I apologize for all the code above.  Routine myinvtokens() would be
unnecessary if you have Ben Jann's MF_INVTOKENS installed and, really, 
Mata should have had an -invtokens()- function all along.

The routine that's important above is 

        void fixvar(string scalar varname)
        {
                string colvector    data

                st_sview(data, ., varname)

                for (i=1; i<=rows(data); i++) {
                        data[i] = myinvtokens( uniqrows(tokens(data[i])') )
                }
        }

and, as always, I emphasize you could have omitted the declarations:

        void fixvar(varname)
        {
                st_sview(data, ., varname)

                for (i=1; i<=rows(data); i++) {
                        data[i] = myinvtokens( uniqrows(tokens(data[i])') )
                }
        }

I include the declarations because I'm hoping that will help you understand
the program.  Maybe it would have been better had I been a bit more verbose
in my code, 

        void fixvar(varname)
        {
                st_sview(data, ., varname)

                for (i=1; i<=rows(data); i++) {
                        orig      = data[i]
                        origasvec = tokens(orig)
                        uniqorig  = uniqrows(origasvec')
                        data[i]   = myinvtokens(uniqorig)
                }
        }

Anyway, data[] is a view unto varname, which will be "replies".  

data[i] is thus the i-th obsrvation of replies.

tokens(data[i]) changes "a b a" into row vector ("a", "b", "a").

Next I use function uniqrows().  There is no -uniqcols()- function, so I 
transpose the argument tokens(data[i]):  uniqrows(tokens(data[i])').

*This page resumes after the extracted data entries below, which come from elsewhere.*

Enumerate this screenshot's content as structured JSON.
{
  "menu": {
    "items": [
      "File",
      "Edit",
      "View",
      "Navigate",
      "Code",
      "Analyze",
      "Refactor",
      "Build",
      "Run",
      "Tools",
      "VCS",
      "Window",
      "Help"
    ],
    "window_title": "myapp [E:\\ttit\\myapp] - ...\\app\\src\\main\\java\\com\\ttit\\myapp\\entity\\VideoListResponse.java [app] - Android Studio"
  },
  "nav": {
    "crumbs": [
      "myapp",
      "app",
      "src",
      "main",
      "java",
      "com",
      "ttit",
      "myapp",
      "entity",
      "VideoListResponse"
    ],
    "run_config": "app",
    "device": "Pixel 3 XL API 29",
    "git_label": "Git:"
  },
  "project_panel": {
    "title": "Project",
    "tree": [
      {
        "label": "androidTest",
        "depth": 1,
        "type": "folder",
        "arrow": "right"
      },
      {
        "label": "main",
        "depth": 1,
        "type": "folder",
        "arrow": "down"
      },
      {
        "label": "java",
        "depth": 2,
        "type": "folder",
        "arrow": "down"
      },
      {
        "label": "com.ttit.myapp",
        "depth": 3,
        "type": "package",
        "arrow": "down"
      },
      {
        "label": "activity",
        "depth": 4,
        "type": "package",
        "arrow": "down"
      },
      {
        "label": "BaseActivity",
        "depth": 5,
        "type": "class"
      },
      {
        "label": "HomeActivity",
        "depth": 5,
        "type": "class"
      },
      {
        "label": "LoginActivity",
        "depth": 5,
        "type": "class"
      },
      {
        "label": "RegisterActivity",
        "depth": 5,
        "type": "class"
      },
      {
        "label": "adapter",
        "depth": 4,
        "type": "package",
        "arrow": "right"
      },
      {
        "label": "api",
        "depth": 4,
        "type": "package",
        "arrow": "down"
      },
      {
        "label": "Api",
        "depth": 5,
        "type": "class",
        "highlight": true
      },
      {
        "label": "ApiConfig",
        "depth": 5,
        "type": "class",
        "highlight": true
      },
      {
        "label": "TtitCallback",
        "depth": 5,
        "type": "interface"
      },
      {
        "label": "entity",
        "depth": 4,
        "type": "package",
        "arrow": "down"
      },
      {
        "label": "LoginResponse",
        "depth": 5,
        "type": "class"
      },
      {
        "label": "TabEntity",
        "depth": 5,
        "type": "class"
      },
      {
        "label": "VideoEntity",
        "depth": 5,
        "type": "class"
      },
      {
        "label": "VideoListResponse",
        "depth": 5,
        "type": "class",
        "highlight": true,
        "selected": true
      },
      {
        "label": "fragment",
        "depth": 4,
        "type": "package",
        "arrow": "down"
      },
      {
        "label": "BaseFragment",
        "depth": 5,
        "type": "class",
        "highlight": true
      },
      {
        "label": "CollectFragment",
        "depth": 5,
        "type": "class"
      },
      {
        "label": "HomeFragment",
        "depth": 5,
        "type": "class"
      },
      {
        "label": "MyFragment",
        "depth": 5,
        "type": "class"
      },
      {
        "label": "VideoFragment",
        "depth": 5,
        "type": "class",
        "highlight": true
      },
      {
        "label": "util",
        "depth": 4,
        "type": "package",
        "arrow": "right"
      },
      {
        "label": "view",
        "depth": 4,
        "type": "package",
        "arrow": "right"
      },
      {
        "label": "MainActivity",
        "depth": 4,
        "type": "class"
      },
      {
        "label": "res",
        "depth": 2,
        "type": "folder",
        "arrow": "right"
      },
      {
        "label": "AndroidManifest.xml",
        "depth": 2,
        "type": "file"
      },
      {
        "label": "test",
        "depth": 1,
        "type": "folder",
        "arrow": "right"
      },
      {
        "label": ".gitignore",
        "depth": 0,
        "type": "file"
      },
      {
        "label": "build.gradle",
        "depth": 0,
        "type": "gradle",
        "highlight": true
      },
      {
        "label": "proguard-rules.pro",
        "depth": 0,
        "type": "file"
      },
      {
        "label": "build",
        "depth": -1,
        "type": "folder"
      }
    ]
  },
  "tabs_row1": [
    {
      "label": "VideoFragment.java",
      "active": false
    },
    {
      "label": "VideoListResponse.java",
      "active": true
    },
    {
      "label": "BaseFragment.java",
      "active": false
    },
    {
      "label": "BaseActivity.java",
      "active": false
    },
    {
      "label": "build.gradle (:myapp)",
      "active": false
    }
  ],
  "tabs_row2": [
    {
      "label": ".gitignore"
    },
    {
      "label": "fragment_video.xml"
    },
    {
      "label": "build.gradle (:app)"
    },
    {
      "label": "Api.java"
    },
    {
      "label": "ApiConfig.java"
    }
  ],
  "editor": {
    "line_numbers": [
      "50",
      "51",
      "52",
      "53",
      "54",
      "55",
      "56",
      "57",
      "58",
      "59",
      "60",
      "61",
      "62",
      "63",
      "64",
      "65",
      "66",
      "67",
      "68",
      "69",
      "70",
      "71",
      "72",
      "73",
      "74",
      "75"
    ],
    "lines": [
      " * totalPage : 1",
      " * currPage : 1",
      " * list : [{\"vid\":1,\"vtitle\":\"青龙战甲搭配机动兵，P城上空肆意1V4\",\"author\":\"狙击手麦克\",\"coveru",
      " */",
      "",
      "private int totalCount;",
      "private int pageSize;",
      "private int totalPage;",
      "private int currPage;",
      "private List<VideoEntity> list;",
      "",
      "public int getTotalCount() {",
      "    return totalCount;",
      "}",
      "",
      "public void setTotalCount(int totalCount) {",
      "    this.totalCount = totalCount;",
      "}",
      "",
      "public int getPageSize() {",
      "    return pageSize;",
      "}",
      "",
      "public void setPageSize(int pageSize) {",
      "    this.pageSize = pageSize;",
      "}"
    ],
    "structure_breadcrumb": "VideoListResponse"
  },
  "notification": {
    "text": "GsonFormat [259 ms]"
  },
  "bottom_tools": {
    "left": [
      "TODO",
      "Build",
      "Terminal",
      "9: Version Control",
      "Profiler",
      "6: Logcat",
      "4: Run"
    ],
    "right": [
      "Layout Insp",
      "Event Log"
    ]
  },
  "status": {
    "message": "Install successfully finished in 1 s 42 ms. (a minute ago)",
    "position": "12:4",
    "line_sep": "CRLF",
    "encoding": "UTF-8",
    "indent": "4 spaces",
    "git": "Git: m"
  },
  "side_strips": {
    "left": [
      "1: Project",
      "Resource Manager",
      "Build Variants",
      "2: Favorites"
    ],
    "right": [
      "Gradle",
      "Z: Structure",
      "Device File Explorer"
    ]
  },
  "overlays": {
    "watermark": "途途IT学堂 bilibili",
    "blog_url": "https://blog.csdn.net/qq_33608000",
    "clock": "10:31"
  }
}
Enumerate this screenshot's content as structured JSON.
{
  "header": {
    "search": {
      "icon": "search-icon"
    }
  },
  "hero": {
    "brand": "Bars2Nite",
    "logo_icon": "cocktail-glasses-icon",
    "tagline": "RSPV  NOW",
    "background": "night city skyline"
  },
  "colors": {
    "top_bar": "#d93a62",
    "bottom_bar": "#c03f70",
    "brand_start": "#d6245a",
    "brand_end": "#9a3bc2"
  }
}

Now I have ("a", "b").  I put that back into a scalar as "a b", and replace 
data[i].

In the above, I didn't really need to make -fixvar()- a program.  I could 
have done it interactively, something like


        --------------------------------------------------- mymatacode.do ---
        mata:

        mata clear

        function myinvtokens(s)
        {
                if (length(s)) {
                        result = s[1]
                        for (i=2; i<=length(s); i++) {
                                result = result + " " + s[i]
                        }
                }
                return(result)
        }


        st_sview(data=., ., "replies")

        for (i=1; i<=rows(data); i++) {
                data[i] = myinvtokens( uniqrows(tokens(data[i])') )
        }
        end
        --------------------------------------------------- mymatacode.do ---

Now, if I had Ben Jann's -invoken()- function, I could have used that. 
I assume Ben's -invtoken()- requires a row vector as an argument, and I 
have a column vector, so I add a transpose to my code:

        --------------------------------------------------- mymatacode.do ---
        mata:

        st_sview(data=., ., "replies")

        for (i=1; i<=rows(data); i++) {
                data[i] = invtokens( uniqrows(tokens(data[i])')' )
        }
        end
        --------------------------------------------------- mymatacode.do ---

That, really, is the gist of the solution.